Figure 7. Downregulation of EGFR-mediated signaling molecules in hUCBSC treatments.

For (A), (C), (E), (G) and (I) 40 µg of proteins were loaded onto 8–12% gels and transferred onto nitrocellulose membranes, probed with respective antibodies, and developed by autoradiography. (A) In vitro samples probed with pEGFR, pFAK, p-c-Src and GAPDH. (B) Quantitative analysis of (A). *Significant at p<0.05 compared to respective control glioma cells. (C) In vivo cytosolic fractions probed with pEGFR, pFAK, p-c-Src and GAPDH. n = 3. (D) Quantitative analysis of (C). *Significant at p<0.05 compared to respective control glioma tissues. (E) In vivo mitochondrial fractions probed with pEGFR, pFAK, p-c-Src and Cox IV. n = 3. (F) Quantitative analysis of (E). *Significant at p<0.05 compared to respective control glioma tissues. Control and hUCBSC-treated U251, U87 and 5310 glioma cell lysates (G) and control and hUCBSC-treated U251 and 5310 glioma tissue lysates (I) were processed for immunoblotting and probed with MEK1, RAF1, Stat3 and PI3K antibodies.
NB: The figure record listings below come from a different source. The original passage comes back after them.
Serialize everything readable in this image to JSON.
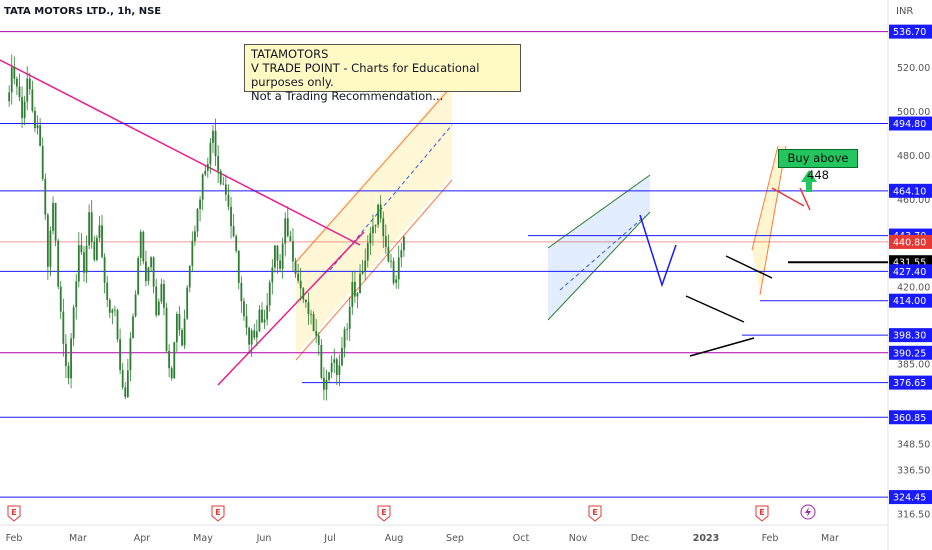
{
  "header": {
    "title": "TATA MOTORS LTD., 1h, NSE",
    "currency": "INR"
  },
  "note": {
    "line1": "TATAMOTORS",
    "line2": "V TRADE POINT - Charts for Educational purposes only.",
    "line3": "Not a Trading Recommendation..."
  },
  "callout": {
    "text": "Buy above 448"
  },
  "colors": {
    "candle": "#2e7d32",
    "level_line": "#1a1aff",
    "level_line_magenta": "#b000b0",
    "trendline": "#e91e8c",
    "channel_orange": "#ff9a3c",
    "channel_green": "#2e7d32",
    "accent_buy": "#22c55e",
    "last_price": "#e53935"
  },
  "chart_data": {
    "type": "candlestick",
    "ylim": [
      314,
      542
    ],
    "y_ticks": [
      {
        "label": "520.00",
        "v": 520
      },
      {
        "label": "500.00",
        "v": 500
      },
      {
        "label": "480.00",
        "v": 480
      },
      {
        "label": "460.00",
        "v": 460
      },
      {
        "label": "420.00",
        "v": 420
      },
      {
        "label": "385.00",
        "v": 385
      },
      {
        "label": "375.00",
        "v": 375
      },
      {
        "label": "348.50",
        "v": 348.5
      },
      {
        "label": "336.50",
        "v": 336.5
      },
      {
        "label": "316.50",
        "v": 316.5
      }
    ],
    "x_ticks": [
      "Feb",
      "Mar",
      "Apr",
      "May",
      "Jun",
      "Jul",
      "Aug",
      "Sep",
      "Oct",
      "Nov",
      "Dec",
      "2023",
      "Feb",
      "Mar"
    ],
    "levels": [
      {
        "label": "536.70",
        "v": 536.7,
        "color": "#b000b0",
        "label_bg": "#1a1aff"
      },
      {
        "label": "494.80",
        "v": 494.8,
        "color": "#1a1aff",
        "label_bg": "#1a1aff"
      },
      {
        "label": "464.10",
        "v": 464.1,
        "color": "#1a1aff",
        "label_bg": "#1a1aff"
      },
      {
        "label": "443.70",
        "v": 443.7,
        "color": "#1a1aff",
        "label_bg": "#1a1aff"
      },
      {
        "label": "440.80",
        "v": 440.8,
        "color": "#e53935",
        "label_bg": "#e53935"
      },
      {
        "label": "431.55",
        "v": 431.55,
        "color": "#000000",
        "label_bg": "#000000"
      },
      {
        "label": "427.40",
        "v": 427.4,
        "color": "#1a1aff",
        "label_bg": "#1a1aff"
      },
      {
        "label": "414.00",
        "v": 414.0,
        "color": "#1a1aff",
        "label_bg": "#1a1aff"
      },
      {
        "label": "398.30",
        "v": 398.3,
        "color": "#1a1aff",
        "label_bg": "#1a1aff"
      },
      {
        "label": "390.25",
        "v": 390.25,
        "color": "#b000b0",
        "label_bg": "#1a1aff"
      },
      {
        "label": "376.65",
        "v": 376.65,
        "color": "#1a1aff",
        "label_bg": "#1a1aff"
      },
      {
        "label": "360.85",
        "v": 360.85,
        "color": "#1a1aff",
        "label_bg": "#1a1aff"
      },
      {
        "label": "324.45",
        "v": 324.45,
        "color": "#1a1aff",
        "label_bg": "#1a1aff"
      }
    ],
    "price_path": [
      [
        0,
        505
      ],
      [
        2,
        520
      ],
      [
        4,
        512
      ],
      [
        6,
        500
      ],
      [
        8,
        515
      ],
      [
        10,
        498
      ],
      [
        12,
        490
      ],
      [
        14,
        470
      ],
      [
        16,
        430
      ],
      [
        18,
        460
      ],
      [
        20,
        420
      ],
      [
        22,
        395
      ],
      [
        24,
        380
      ],
      [
        26,
        415
      ],
      [
        28,
        440
      ],
      [
        30,
        425
      ],
      [
        32,
        455
      ],
      [
        34,
        432
      ],
      [
        36,
        445
      ],
      [
        38,
        420
      ],
      [
        40,
        405
      ],
      [
        42,
        412
      ],
      [
        44,
        380
      ],
      [
        46,
        370
      ],
      [
        48,
        400
      ],
      [
        50,
        420
      ],
      [
        52,
        445
      ],
      [
        54,
        420
      ],
      [
        56,
        436
      ],
      [
        58,
        410
      ],
      [
        60,
        425
      ],
      [
        62,
        395
      ],
      [
        64,
        382
      ],
      [
        66,
        410
      ],
      [
        68,
        395
      ],
      [
        70,
        420
      ],
      [
        72,
        445
      ],
      [
        74,
        455
      ],
      [
        76,
        470
      ],
      [
        78,
        480
      ],
      [
        80,
        492
      ],
      [
        82,
        475
      ],
      [
        84,
        468
      ],
      [
        86,
        458
      ],
      [
        88,
        440
      ],
      [
        90,
        425
      ],
      [
        92,
        405
      ],
      [
        94,
        392
      ],
      [
        96,
        400
      ],
      [
        98,
        410
      ],
      [
        100,
        402
      ],
      [
        102,
        425
      ],
      [
        104,
        436
      ],
      [
        106,
        428
      ],
      [
        108,
        448
      ],
      [
        110,
        440
      ],
      [
        112,
        430
      ],
      [
        114,
        420
      ],
      [
        116,
        410
      ],
      [
        118,
        404
      ],
      [
        120,
        396
      ],
      [
        122,
        382
      ],
      [
        124,
        376
      ],
      [
        126,
        388
      ],
      [
        128,
        382
      ],
      [
        130,
        390
      ],
      [
        132,
        405
      ],
      [
        134,
        420
      ],
      [
        136,
        415
      ],
      [
        138,
        430
      ],
      [
        140,
        438
      ],
      [
        142,
        445
      ],
      [
        144,
        456
      ],
      [
        146,
        440
      ],
      [
        148,
        432
      ],
      [
        150,
        426
      ],
      [
        152,
        432
      ],
      [
        154,
        440
      ]
    ]
  }
}
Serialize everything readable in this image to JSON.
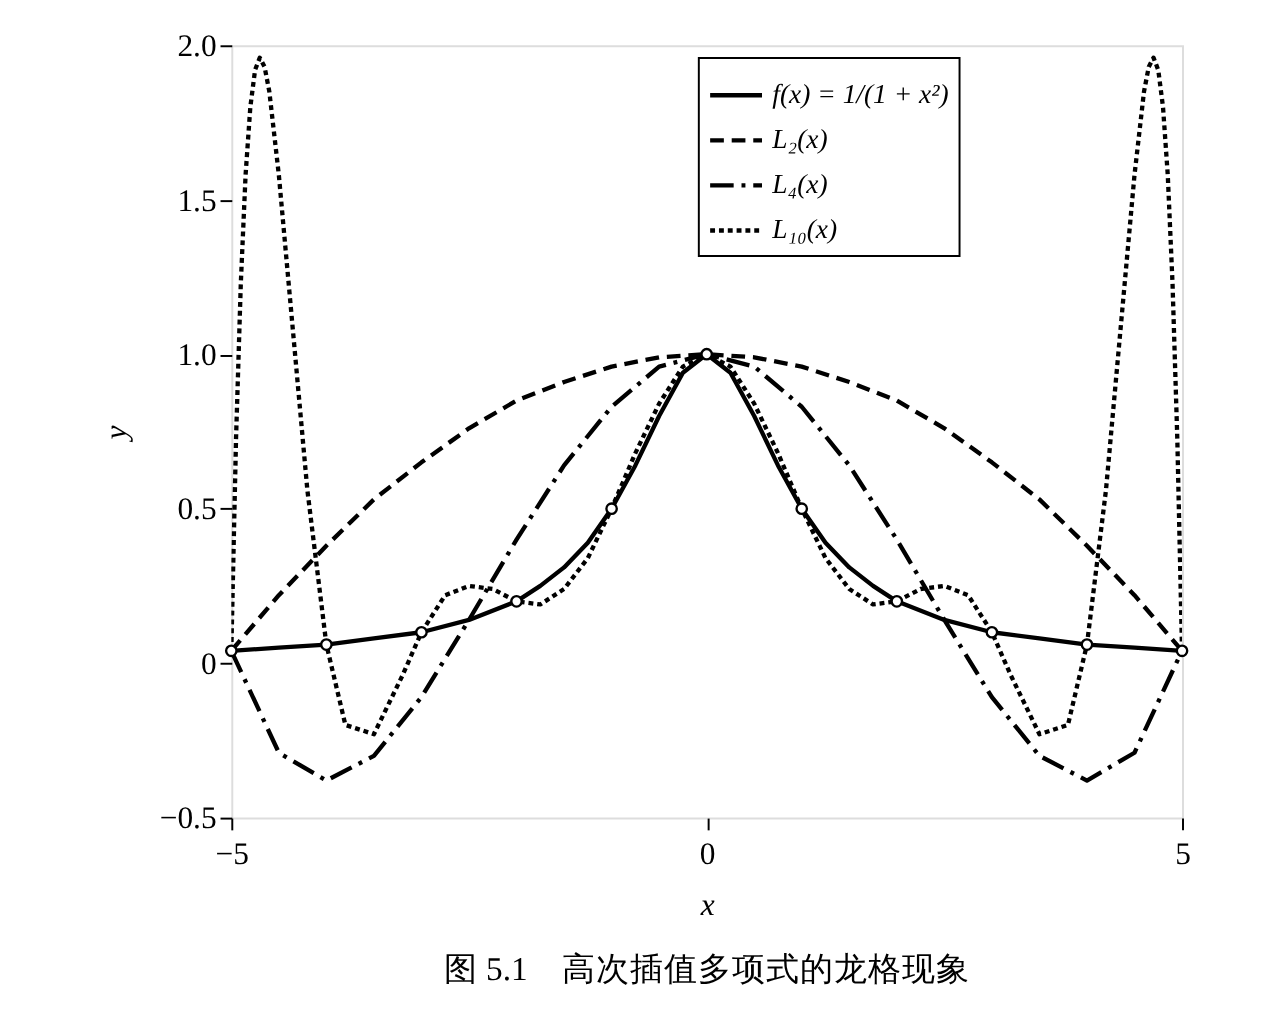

GAPDH served as a loading control. (H) Quantitative estimation of (G). *Significant at p<0.05 compared to respective glioma control cells. **Significant at p<0.01 compared to respective glioma control cells. (J) Quantitative estimation of (I). *Significant at p<0.05 compared to respective glioma control tissues. **Significant at p<0.01 compared to respective glioma control tissues. (K) Tumor size volume estimated in control and hUCBSC treated nude mice brains. *Significant at p<0.05 compared to glioma controls. Error bars indicate ± SD. For (A) to (K), n≥3.